Sono tre egiziani e un cingalese, riconosciuti dai migranti sbarcati dalla Diciotti e trasferiti a Messina nell'hotspot di Bisconte. Nel provvedimento del giudice, il racconto dell'orrore nei campi di raccolta libici e della traversata.
Rimangono dietro le sbarre del carcere di Gazzi i quattro scafisti fermati dalla Polizia una volta sbarcati dalla Diciotti, la nave della Guardia Costiera che la notte del 16 agosto ha salvato quasi 200 migranti nel Mediterraneo.
Il Gip Tiziana Leanza, dopo averli interrogati, ha emesso ordinanza in carcere per tre egiziani e un cingalese, che hanno tra i 23 e 39 anni. Sono accusati di associazione finalizzata alla tratta di persone, violenza sessuale, favoreggiamento dell’immigrazione clandestina e procurato ingresso illecito. Secondo il Giudice fanno parte dell’organizzazione di Abdisalem, che gestisce i campi sulle coste libiche dove i migranti vengono raccolti e rinchiusi anche per mesi, prima della traversata.

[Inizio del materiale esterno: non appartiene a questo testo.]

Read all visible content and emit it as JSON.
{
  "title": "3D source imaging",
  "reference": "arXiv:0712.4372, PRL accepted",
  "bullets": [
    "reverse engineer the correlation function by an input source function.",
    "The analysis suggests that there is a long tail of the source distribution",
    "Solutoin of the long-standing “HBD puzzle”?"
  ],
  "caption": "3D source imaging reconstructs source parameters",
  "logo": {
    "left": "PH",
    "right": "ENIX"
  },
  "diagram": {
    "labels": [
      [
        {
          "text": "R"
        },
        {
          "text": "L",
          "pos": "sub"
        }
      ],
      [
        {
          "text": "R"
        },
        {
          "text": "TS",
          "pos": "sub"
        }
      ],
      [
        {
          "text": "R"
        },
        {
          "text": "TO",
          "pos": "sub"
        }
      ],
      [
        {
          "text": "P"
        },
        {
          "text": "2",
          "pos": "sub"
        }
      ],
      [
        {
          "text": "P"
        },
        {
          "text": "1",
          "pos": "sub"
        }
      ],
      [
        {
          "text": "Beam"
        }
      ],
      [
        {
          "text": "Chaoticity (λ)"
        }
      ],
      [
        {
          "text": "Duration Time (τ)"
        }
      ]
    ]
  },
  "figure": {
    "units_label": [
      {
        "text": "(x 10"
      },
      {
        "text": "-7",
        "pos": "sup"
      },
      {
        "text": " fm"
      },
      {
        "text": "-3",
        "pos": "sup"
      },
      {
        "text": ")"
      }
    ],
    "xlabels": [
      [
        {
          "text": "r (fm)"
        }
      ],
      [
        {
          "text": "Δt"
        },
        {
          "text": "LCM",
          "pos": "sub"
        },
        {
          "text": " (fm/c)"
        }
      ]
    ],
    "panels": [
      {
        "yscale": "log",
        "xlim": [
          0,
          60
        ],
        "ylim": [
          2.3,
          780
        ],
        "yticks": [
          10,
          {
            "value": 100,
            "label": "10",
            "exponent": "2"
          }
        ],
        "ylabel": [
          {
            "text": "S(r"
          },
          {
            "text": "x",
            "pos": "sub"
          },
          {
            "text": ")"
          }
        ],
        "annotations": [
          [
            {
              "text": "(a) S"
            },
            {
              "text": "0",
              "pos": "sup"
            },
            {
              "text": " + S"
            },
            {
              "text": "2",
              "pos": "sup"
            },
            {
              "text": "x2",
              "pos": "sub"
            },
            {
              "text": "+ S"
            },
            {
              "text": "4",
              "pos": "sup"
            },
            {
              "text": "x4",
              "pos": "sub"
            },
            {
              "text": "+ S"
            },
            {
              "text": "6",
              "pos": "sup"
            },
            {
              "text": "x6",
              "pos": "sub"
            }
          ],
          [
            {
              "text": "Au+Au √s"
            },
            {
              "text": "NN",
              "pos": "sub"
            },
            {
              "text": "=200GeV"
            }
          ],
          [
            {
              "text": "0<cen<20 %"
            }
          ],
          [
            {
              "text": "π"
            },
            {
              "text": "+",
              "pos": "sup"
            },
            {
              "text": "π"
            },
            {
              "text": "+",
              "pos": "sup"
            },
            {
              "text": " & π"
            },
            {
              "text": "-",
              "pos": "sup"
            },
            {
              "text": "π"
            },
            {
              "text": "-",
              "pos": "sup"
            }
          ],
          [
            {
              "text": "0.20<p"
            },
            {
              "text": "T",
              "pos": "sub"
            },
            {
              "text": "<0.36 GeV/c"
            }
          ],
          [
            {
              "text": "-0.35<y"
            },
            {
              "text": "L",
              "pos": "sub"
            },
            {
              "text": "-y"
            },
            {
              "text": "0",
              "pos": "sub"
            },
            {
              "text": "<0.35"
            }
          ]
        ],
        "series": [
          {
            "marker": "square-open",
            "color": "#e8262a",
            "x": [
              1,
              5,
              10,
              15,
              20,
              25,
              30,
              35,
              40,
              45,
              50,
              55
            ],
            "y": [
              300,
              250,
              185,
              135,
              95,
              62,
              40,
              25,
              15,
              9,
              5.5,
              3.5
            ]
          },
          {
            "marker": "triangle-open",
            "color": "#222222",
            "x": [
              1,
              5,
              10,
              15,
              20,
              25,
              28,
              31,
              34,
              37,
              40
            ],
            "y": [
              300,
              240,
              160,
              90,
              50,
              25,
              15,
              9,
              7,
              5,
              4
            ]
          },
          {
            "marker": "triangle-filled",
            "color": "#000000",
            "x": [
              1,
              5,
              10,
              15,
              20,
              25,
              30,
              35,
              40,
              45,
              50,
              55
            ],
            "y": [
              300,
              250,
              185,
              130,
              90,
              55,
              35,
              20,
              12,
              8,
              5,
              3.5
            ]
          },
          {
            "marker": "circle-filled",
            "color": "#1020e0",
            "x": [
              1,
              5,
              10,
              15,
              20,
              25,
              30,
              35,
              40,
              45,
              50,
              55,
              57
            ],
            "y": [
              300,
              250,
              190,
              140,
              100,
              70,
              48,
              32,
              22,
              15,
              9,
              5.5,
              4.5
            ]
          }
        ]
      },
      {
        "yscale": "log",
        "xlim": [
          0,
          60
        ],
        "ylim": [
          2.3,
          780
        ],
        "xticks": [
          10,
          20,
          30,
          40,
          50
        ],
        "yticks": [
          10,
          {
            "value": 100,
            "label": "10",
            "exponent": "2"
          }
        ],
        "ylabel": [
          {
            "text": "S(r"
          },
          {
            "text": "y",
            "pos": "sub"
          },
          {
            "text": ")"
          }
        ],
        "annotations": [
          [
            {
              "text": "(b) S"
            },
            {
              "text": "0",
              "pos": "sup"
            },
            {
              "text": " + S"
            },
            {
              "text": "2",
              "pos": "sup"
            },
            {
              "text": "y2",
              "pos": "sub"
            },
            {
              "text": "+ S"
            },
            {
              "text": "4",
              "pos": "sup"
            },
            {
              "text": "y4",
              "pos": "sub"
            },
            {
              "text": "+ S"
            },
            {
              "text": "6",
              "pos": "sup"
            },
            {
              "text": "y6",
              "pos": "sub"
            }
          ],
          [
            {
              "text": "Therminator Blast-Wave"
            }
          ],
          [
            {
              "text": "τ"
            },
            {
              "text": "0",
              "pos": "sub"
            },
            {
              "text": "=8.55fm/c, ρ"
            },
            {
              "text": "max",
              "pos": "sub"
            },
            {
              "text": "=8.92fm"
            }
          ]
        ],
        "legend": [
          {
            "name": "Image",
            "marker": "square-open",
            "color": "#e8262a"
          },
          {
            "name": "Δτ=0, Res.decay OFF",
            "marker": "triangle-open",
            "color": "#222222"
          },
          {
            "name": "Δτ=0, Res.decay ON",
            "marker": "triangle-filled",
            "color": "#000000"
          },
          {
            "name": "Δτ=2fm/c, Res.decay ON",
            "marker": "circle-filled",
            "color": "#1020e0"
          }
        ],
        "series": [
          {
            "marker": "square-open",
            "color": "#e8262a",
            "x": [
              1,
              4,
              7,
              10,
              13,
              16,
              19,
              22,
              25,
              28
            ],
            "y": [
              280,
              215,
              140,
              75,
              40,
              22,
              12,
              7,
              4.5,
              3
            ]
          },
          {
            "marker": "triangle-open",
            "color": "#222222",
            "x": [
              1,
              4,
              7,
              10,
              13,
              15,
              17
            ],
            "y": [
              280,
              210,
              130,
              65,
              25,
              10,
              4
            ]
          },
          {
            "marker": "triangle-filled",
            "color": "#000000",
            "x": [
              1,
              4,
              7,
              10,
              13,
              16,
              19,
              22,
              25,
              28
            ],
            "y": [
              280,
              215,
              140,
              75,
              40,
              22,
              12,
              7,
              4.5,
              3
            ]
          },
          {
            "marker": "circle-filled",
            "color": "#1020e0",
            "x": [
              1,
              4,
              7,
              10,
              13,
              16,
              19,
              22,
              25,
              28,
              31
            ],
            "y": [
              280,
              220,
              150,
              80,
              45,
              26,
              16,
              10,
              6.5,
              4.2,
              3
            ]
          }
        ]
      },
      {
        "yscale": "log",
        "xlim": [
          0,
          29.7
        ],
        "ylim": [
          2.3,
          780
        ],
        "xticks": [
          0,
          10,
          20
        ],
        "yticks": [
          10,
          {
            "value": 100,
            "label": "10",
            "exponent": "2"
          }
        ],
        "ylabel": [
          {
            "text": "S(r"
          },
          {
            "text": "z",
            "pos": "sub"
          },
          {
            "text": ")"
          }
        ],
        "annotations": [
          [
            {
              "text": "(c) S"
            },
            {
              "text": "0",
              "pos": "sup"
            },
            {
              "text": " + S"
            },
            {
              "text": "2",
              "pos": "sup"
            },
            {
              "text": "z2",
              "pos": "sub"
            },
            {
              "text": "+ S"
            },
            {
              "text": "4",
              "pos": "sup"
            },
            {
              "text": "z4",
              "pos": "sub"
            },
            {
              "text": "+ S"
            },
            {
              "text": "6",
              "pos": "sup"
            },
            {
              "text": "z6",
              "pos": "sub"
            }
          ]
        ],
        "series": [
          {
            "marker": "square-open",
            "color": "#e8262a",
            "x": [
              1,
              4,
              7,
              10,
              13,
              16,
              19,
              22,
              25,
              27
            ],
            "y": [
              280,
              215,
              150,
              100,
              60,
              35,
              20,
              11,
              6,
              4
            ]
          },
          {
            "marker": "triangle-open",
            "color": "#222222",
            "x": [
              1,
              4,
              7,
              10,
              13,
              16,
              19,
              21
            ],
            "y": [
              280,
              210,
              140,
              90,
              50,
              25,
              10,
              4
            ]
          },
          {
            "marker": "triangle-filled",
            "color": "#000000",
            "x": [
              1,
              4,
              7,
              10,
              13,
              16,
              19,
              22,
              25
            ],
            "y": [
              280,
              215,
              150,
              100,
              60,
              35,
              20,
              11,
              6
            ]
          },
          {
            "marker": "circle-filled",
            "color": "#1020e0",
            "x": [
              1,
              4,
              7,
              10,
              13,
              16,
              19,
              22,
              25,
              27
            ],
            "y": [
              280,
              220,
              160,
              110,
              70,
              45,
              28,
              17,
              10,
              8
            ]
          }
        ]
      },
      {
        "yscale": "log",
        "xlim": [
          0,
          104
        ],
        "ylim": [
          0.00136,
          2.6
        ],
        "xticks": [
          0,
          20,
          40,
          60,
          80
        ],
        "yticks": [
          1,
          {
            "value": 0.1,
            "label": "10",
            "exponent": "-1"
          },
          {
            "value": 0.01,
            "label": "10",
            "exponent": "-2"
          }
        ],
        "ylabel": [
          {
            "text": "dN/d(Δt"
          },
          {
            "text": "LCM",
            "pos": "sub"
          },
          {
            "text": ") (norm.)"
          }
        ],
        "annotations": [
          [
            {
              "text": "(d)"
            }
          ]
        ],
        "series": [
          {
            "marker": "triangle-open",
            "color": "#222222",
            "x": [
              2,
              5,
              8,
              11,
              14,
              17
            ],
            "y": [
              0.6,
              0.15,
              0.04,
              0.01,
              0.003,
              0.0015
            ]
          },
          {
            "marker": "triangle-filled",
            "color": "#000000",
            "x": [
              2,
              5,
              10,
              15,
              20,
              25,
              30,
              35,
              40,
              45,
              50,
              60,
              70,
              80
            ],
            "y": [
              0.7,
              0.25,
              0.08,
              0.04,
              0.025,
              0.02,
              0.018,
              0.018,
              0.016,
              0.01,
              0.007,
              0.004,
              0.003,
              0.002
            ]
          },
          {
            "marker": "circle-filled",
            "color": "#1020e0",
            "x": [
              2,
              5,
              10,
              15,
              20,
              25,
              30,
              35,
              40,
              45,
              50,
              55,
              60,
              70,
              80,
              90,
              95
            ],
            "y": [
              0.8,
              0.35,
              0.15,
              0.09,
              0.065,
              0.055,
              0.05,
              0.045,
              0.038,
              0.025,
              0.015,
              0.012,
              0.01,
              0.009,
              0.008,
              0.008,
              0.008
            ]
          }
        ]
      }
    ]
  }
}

Contro di loro ci sono i racconti degli altri migranti sbarcati dalla Diciotti. Nel provvedimento, il giudice riporta in parte le loro dichiarazioni, tristemente simili a quelle di tutti gli altri migranti soccorsi nel canale di Sicilia, che raccontano di un viaggio della speranza pagato tra i 2 mila e le 4 mila euro a testa, su barconi di legno o gommoni di fortuna. Un viaggio proceduto dalla permanenza nei campi di tortura nei pressi di Bine Walid.
I migranti, soprattutto eritrei, hanno raccontato agli uomini della Squadra Mobile di aver visto il capitano, prima della traversata, parlare con i torturatori, sulle coste libiche. Poi tre uomini, egiziani o turchi, di carnagione più chiara rispetto al resto degli imbarcati, entrare ed uscire dalla cabina del capitano durante la traversata.
Alcuni di loro parlavano al telefono con gli organizzatori del viaggio, per informarli costantemente. Uno di loro, raccontano i testimoni, ad un certo punto della traversata ha gettato in acqua la bussola.